The Heinrich family has been making wines for hundreds of years: the daughter of the family is taking things into the future with sparkling varietals for fun days, drinkable reds and more. They have a little shed on top of their vineyard where you can drink, as well as very unusual overnight accommodations inside the winery itself.

Tschida has won the Sweet Winemaker of Austria award, and any visit to their winery is an education that will transform your idea of how sophisticated the drink can be. The key is an acidic balance to the sweet.

Across the road from the Esterhazy palace entrance, in what used to be the Prince’s riding stables, is Weinwerk , an exclusively Burgenland wine bar with over 40 changing wines available by the glass, and Henrici, an upscale bistro with outdoor seating amidst ancient columns.
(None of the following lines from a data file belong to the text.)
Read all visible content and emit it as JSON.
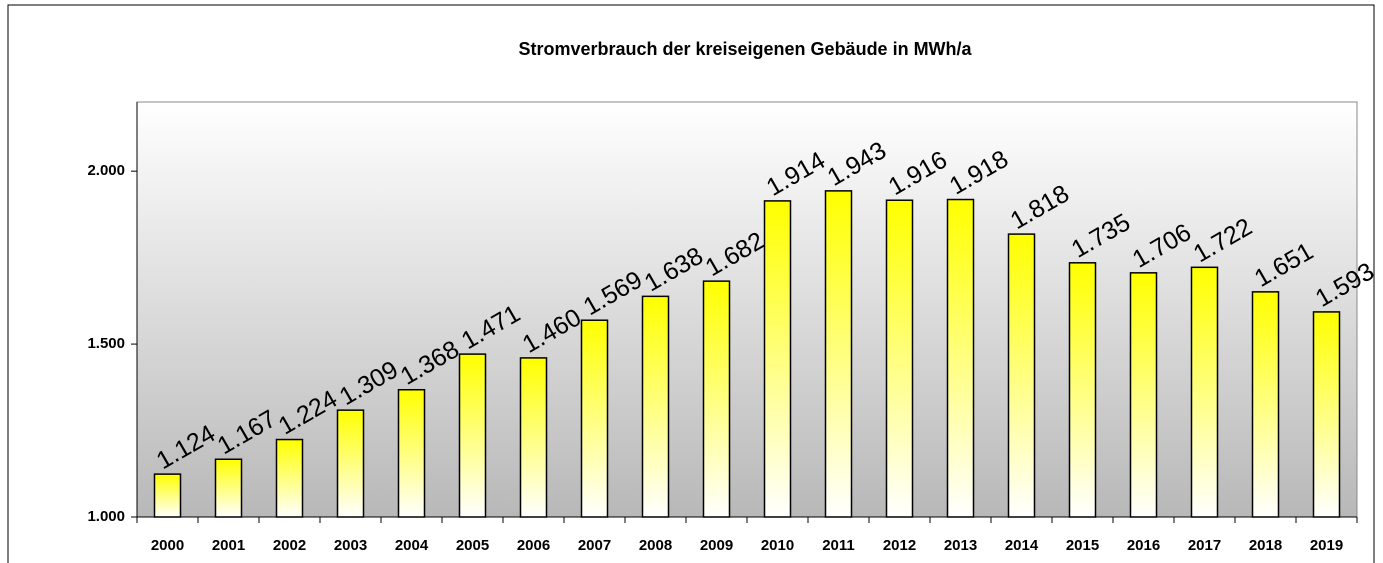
{
  "chart_data": {
    "type": "bar",
    "title": "Stromverbrauch der kreiseigenen Gebäude in   MWh/a",
    "categories": [
      "2000",
      "2001",
      "2002",
      "2003",
      "2004",
      "2005",
      "2006",
      "2007",
      "2008",
      "2009",
      "2010",
      "2011",
      "2012",
      "2013",
      "2014",
      "2015",
      "2016",
      "2017",
      "2018",
      "2019"
    ],
    "values": [
      1124,
      1167,
      1224,
      1309,
      1368,
      1471,
      1460,
      1569,
      1638,
      1682,
      1914,
      1943,
      1916,
      1918,
      1818,
      1735,
      1706,
      1722,
      1651,
      1593
    ],
    "value_labels": [
      "1.124",
      "1.167",
      "1.224",
      "1.309",
      "1.368",
      "1.471",
      "1.460",
      "1.569",
      "1.638",
      "1.682",
      "1.914",
      "1.943",
      "1.916",
      "1.918",
      "1.818",
      "1.735",
      "1.706",
      "1.722",
      "1.651",
      "1.593"
    ],
    "color": "#ffff00",
    "ylim": [
      1000,
      2200
    ],
    "yticks": [
      {
        "value": 1000,
        "label": "1.000"
      },
      {
        "value": 1500,
        "label": "1.500"
      },
      {
        "value": 2000,
        "label": "2.000"
      }
    ]
  }
}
Paprikawirten in Frauenkirchen is located in what was the Esterhazy hunting lodge. They serve local beers, wines, housemade jams, pepper jellies, seasonal local fish and game. It’s a casual, tavern atmosphere with delicious Hungarian-style recipes.

Where to stay. Bleim’s Wohn Reich is a family-run, totally chic and sleek boutique hotel crafted out of a 150-year-old wine house. Wild herbs grow in the courtyard, where at night the rooms are lit up with a rainbow of neon window lights. Rooms have a fun white futuristic design, but with all the comforts of home.

At breakfast (which they have the sophistication to serve later into the day), you’ll find a wonderful buffet of the neighbor’s eggs, house-made jams, locally produced meats and cheeses, and organic juices.

I also learned about a very nice Burgenland tradition: wine at breakfast! They like a clean, crisp, light white wine at a leisurely breakfast, much like our brunch Mimosa tradition.